Un año tiene 12 meses, no 16


 
Es deseable que sea cierto. Sería bueno para todos. Es alentador creer que el gobierno federal está haciendo lo que dice: trabajando intensamente en materia de seguridad y de prevención del delito.
 
Ni la fortaleza del peso ni una mejora en las expectativas de crecimiento de la economía, daría tanto gusto como que se cumpla lo que se afirma: que en un año veremos los avances logrados en seguridad. Que así sea. Por el bien del país y de todos sus habitantes.
 
Pero un año tiene 12 meses y, por tanto, 4 meses equivalen a la tercera parte.
 
Y hasta ahora no se percibe un cambio ni un matiz ni una mínima reducción: la violencia sigue cobrando víctimas, entre las que se cuentan tanto involucrados en la delincuencia como inocentes.
 
La violencia y quienes la ejercen no se han dado por enterados del cambio de gobierno.

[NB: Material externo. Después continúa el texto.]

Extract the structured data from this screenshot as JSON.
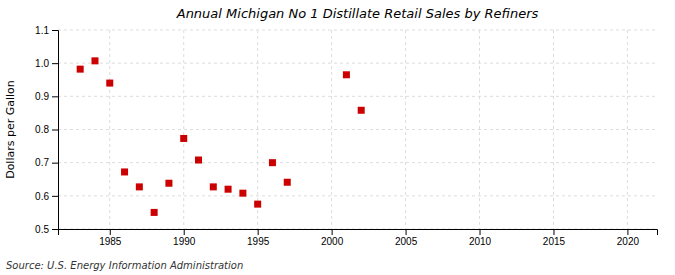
{
  "chart_data": {
    "type": "scatter",
    "title": "Annual Michigan No 1 Distillate Retail Sales by Refiners",
    "ylabel": "Dollars per Gallon",
    "annotations": [
      "Source: U.S. Energy Information Administration"
    ],
    "x": [
      1983,
      1984,
      1985,
      1986,
      1987,
      1988,
      1989,
      1990,
      1991,
      1992,
      1993,
      1994,
      1995,
      1996,
      1997,
      2001,
      2002
    ],
    "values": [
      0.982,
      1.007,
      0.94,
      0.672,
      0.627,
      0.55,
      0.638,
      0.773,
      0.708,
      0.627,
      0.62,
      0.608,
      0.575,
      0.7,
      0.641,
      0.965,
      0.858
    ],
    "color": "#cc0000",
    "marker": "square",
    "xlim": [
      1981.5,
      2022
    ],
    "ylim": [
      0.5,
      1.1
    ],
    "xticks": [
      1985,
      1990,
      1995,
      2000,
      2005,
      2010,
      2015,
      2020
    ],
    "yticks": [
      0.5,
      0.6,
      0.7,
      0.8,
      0.9,
      {
        "value": 1.0,
        "label": "1.0"
      },
      1.1
    ],
    "grid": true
  }
}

Los números, ahora pasados por alto y sin mención oficial alguna, siguen siendo los mismos y alcanzando igual magnitud.
 
El promedio de al menos 800 muertes violentas por mes se sostiene, impasible, indiferente al multicitado cambio de estrategia.
 
El pasado domingo, que debió haber sido de resurrección, fue de muerte: 11 descuartizados en Tamaulipas; en Acapulco, dos asesinados, y en Guadalajara siete, así como 16 heridos. Casi cualquier día puede ponerse como muestra.
 
No es el gobierno el que asesina, es claro, pero lo es también que hasta ahora no ha sido capaz de contener las diversas expresiones de la violencia.
 
Uno quisiera imaginar que los responsables del gabinete de México en Paz saben lo que están haciendo, que avanzan en sus investigaciones y en el diseño de sus tácticas, que están desplegando un enorme esfuerzo de inteligencia y que están por poner en marcha acciones eficaces; que han definido los programas de prevención y calculado el tiempo de la cosecha; que saben cómo impedir el crecimiento de la delincuencia y cómo lograr salvaguardar miles de vidas que están en riesgo de ser reclutadas por el crimen, entre ellas las de muchos jóvenes. Vaya para estos servidores públicos el beneficio de la duda.
 
Ojalá que a estas alturas tengan algo más que un buen discurso. Como todo inicio de sexenio, estamos en la etapa de la esperanza, de las ganas de creer. Por ahora, los nuevos funcionarios del gobierno federal cuentan con margen de maniobra. Pueden hablar de plazos y prometer resultados.
 
Para ampliar este margen, algunos de ellos se remiten y nos remiten a 2014, cuando, dicen, se notarán los avances. Parece muy lejos, pero ese año está muy cerca, tanto como lo están las campañas políticas que por este mes de 2012 apenas comenzaban.
 
Es necesario que nos digan a partir de cuándo debemos contar el plazo enunciado de un año, porque cuando creíamos que ya estaba corriendo, el presidente Peña Nieto dijo el 20 de marzo que tendríamos resultados en un año, periodo que volvió a mencionar el subsecretario Roberto Campa el 1 de abril, como si no hubieran pasado 4 meses desde la toma de posesión.
 
Lo que da sentido al tiempo es lo que en él se hace. Si nada se hace, el tiempo es humo. La inercia no es buena consejera: suele perpetuar el estado de cosas y, a veces, agravarlo.